Martyna Pastuszka (als Maestra di Capella) und Marcin Świątkiewicz (als Maestro al cembalo) inspirieren die Musiker des 2012 in Kattowitz gegründeten Ensembles mit dem originellen Namen „{oh!} Orkiestra Historyczna“ zu einem munteren und allseits bejubelten Händel-Festspielauftakt im Goethe Theater!
Atalanta als Ausflug in ein Arkadien von heute
Im Carl-Maria-von-Weber-Theater in Bernburg gab es Händels „Atalanta“ (1736) in einer Inszenierung des längst als Regisseur etablierten Sängers Kobie van Rensburg in dem von ihm perfektionierten Inszenierungsstil. Schon in Chemnitz mit einem hinreißenden Rindaldo auch bei Händel erprobt, agieren die Sänger dabei (wie im Fernsehstudio) vor einer blauen Wand während sie auf einer Leinwand parallel dazu in einem passenden Ambiente erscheinen. Arkadien wird im Falle von „Atalanta“ zu einem luxuriösen Feriendomizil samt Partnervermittlung! So lässt sich aus der Szene und den flott bis zu „Friede Freude Eierkuchen“ modernisierten Übertiteln ein unterhaltsames Ganzes machen.
Bei dem vergnüglichen Schmankerl, das Händel übrigens innerhalb von drei Wochen komponiert hat, geht es um ein Kennenlernen unter falschen Vorzeichen aber in der „richtigen“ Kombination. Also genau das Richtige für einen Nachmittagsausflug nach Bernburg. Musikalisch hinterließen hier das L’Orfeo Barockorchester unter Leitung von Michi Gaigg und bei den Solisten vor allem Sopranistin Marelize Gerber den stärksten Eindruck beim Publikum, das mit dieser Art von Videos kein Problem hatte.

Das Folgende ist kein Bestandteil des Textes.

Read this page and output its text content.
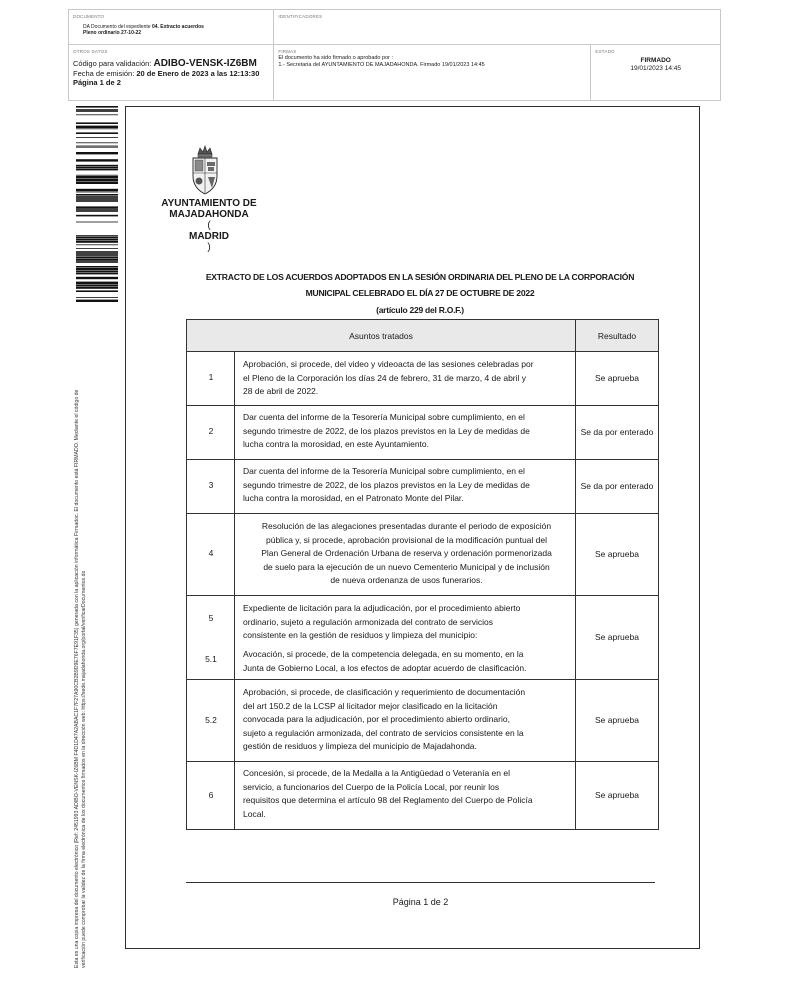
DOCUMENTO
DA Documento del expediente 04. Extracto acuerdos Pleno ordinario 27-10-22
IDENTIFICADORES
OTROS DATOS
Código para validación: ADIBO-VENSK-IZ6BM
Fecha de emisión: 20 de Enero de 2023 a las 12:13:30
Página 1 de 2
FIRMAS
El documento ha sido firmado o aprobado por :
1.- Secretaria del AYUNTAMIENTO DE MAJADAHONDA. Firmado 19/01/2023 14:45
ESTADO
FIRMADO
19/01/2023 14:45
Esta es una copia impresa del documento electrónico (Ref: 2451993 ADIBO-VENSK-IZ6BM F4D1D47A2ABAC1F7F27A90CB2B9D9E76F7E91F35) generada con la aplicación informática Firmadoc. El documento está FIRMADO. Mediante el código de verificación puede comprobar la validez de la firma electrónica de los documentos firmados en la dirección web: https://sede.majadahonda.org/portal/verificarDocumentos.do
AYUNTAMIENTO DE
MAJADAHONDA
(
MADRID
)
EXTRACTO DE LOS ACUERDOS ADOPTADOS EN LA SESIÓN ORDINARIA DEL PLENO DE LA CORPORACIÓN
MUNICIPAL CELEBRADO EL DÍA 27 DE OCTUBRE DE 2022
(artículo 229 del R.O.F.)
Asuntos tratados	Resultado
1
Aprobación, si procede, del video y videoacta de las sesiones celebradas por
el Pleno de la Corporación los días 24 de febrero, 31 de marzo, 4 de abril y
28 de abril de 2022.
Se aprueba
2
Dar cuenta del informe de la Tesorería Municipal sobre cumplimiento, en el
segundo trimestre de 2022, de los plazos previstos en la Ley de medidas de
lucha contra la morosidad, en este Ayuntamiento.
Se da por enterado
3
Dar cuenta del informe de la Tesorería Municipal sobre cumplimiento, en el
segundo trimestre de 2022, de los plazos previstos en la Ley de medidas de
lucha contra la morosidad, en el Patronato Monte del Pilar.
Se da por enterado
4
Resolución de las alegaciones presentadas durante el periodo de exposición
pública y, si procede, aprobación provisional de la modificación puntual del
Plan General de Ordenación Urbana de reserva y ordenación pormenorizada
de suelo para la ejecución de un nuevo Cementerio Municipal y de inclusión
de nueva ordenanza de usos funerarios.
Se aprueba
5
5.1
Expediente de licitación para la adjudicación, por el procedimiento abierto
ordinario, sujeto a regulación armonizada del contrato de servicios
consistente en la gestión de residuos y limpieza del municipio:
Avocación, si procede, de la competencia delegada, en su momento, en la
Junta de Gobierno Local, a los efectos de adoptar acuerdo de clasificación.
Se aprueba
5.2
Aprobación, si procede, de clasificación y requerimiento de documentación
del art 150.2 de la LCSP al licitador mejor clasificado en la licitación
convocada para la adjudicación, por el procedimiento abierto ordinario,
sujeto a regulación armonizada, del contrato de servicios consistente en la
gestión de residuos y limpieza del municipio de Majadahonda.
Se aprueba
6
Concesión, si procede, de la Medalla a la Antigüedad o Veteranía en el
servicio, a funcionarios del Cuerpo de la Policía Local, por reunir los
requisitos que determina el artículo 98 del Reglamento del Cuerpo de Policía
Local.
Se aprueba
Página 1 de 2
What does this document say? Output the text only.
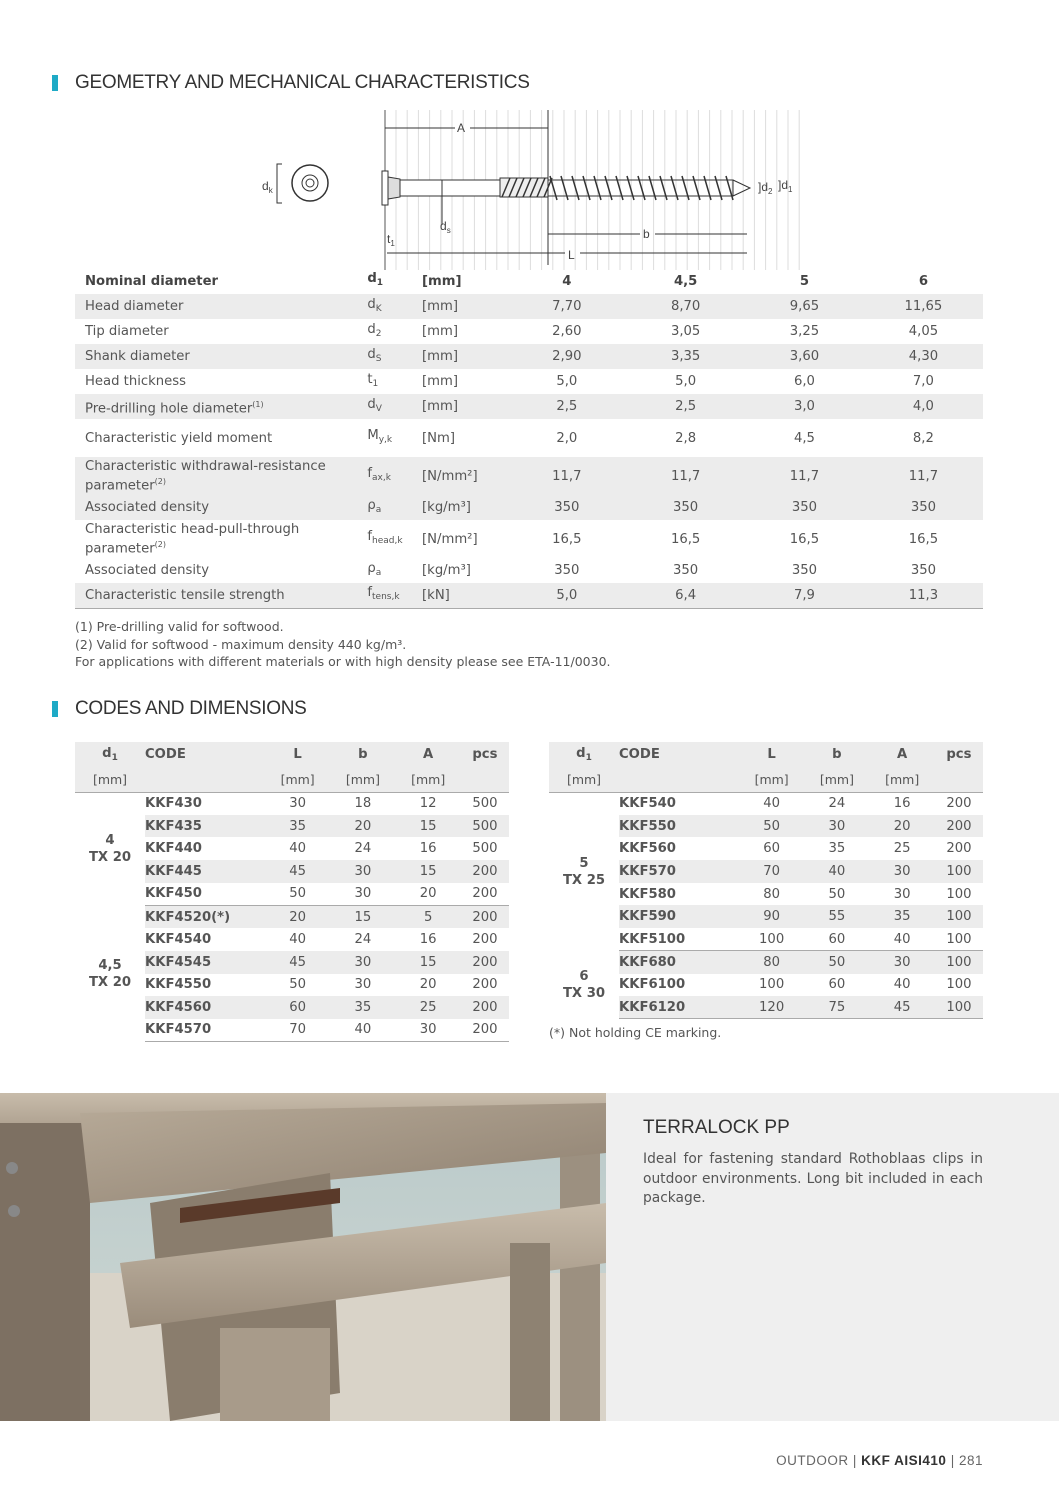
GEOMETRY AND MECHANICAL CHARACTERISTICS
A
]$d_2$ ]$d_1$
$d_s$
$t_1$
b
L
$d_k$
Nominal diameter	$d_1$	[mm]	4	4,5	5	6
Head diameter	$d_K$	[mm]	7,70	8,70	9,65	11,65
Tip diameter	$d_2$	[mm]	2,60	3,05	3,25	4,05
Shank diameter	$d_S$	[mm]	2,90	3,35	3,60	4,30
Head thickness	$t_1$	[mm]	5,0	5,0	6,0	7,0
Pre-drilling hole diameter$^{(1)}$	$d_V$	[mm]	2,5	2,5	3,0	4,0
Characteristic yield moment	$M_{y,k}$	[Nm]	2,0	2,8	4,5	8,2
Characteristic withdrawal-resistance parameter$^{(2)}$	$f_{ax,k}$	[N/mm²]	11,7	11,7	11,7	11,7
Associated density	$\rho_a$	[kg/m³]	350	350	350	350
Characteristic head-pull-through parameter$^{(2)}$	$f_{head,k}$	[N/mm²]	16,5	16,5	16,5	16,5
Associated density	$\rho_a$	[kg/m³]	350	350	350	350
Characteristic tensile strength	$f_{tens,k}$	[kN]	5,0	6,4	7,9	11,3
(1) Pre-drilling valid for softwood.
(2) Valid for softwood - maximum density 440 kg/m³.
For applications with different materials or with high density please see ETA-11/0030.
CODES AND DIMENSIONS
$d_1$	CODE	L	b	A	pcs
[mm]		[mm]	[mm]	[mm]	

4
TX 20	KKF430	30	18	12	500
	KKF435	35	20	15	500
	KKF440	40	24	16	500
	KKF445	45	30	15	200
	KKF450	50	30	20	200

4,5
TX 20	KKF4520(*)	20	15	5	200
	KKF4540	40	24	16	200
	KKF4545	45	30	15	200
	KKF4550	50	30	20	200
	KKF4560	60	35	25	200
	KKF4570	70	40	30	200
$d_1$	CODE	L	b	A	pcs
[mm]		[mm]	[mm]	[mm]	

5
TX 25	KKF540	40	24	16	200
	KKF550	50	30	20	200
	KKF560	60	35	25	200
	KKF570	70	40	30	100
	KKF580	80	50	30	100
	KKF590	90	55	35	100
	KKF5100	100	60	40	100

6
TX 30	KKF680	80	50	30	100
	KKF6100	100	60	40	100
	KKF6120	120	75	45	100
(*) Not holding CE marking.
TERRALOCK PP
Ideal for fastening standard Rothoblaas clips in outdoor environments. Long bit included in each package.
OUTDOOR | KKF AISI410 | 281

„Arbace“ – ein mitreißendes Glanzstück
Den Kastraten Carestini (dessen Arien Valer Sabadus in seinem Konzert auf den Fersen war) hatte Händel übrigens als Verstärkung engagiert, als ihm in London die Konkurrenz der Adelsoper zu schaffen machte. 1733 zog er alle Register und bearbeitete u.a. Erfolgsopern des von ihm geschätzten Leonardo Vinci (1690-1730). Neben der „Semiramide“ (2015 in Bad Lauchstädt) auch „Arbace“ als Pasticcio-Oper nach Vincis „Artaserse“. Der machte bei seiner spektakulären Wiederentdeckung Furore, weil alle Rollen mit Countertenören der Spitzenklasse besetzt waren: Jarousski, Sabadus, Cencic, Fagioli und das gleichzeitig!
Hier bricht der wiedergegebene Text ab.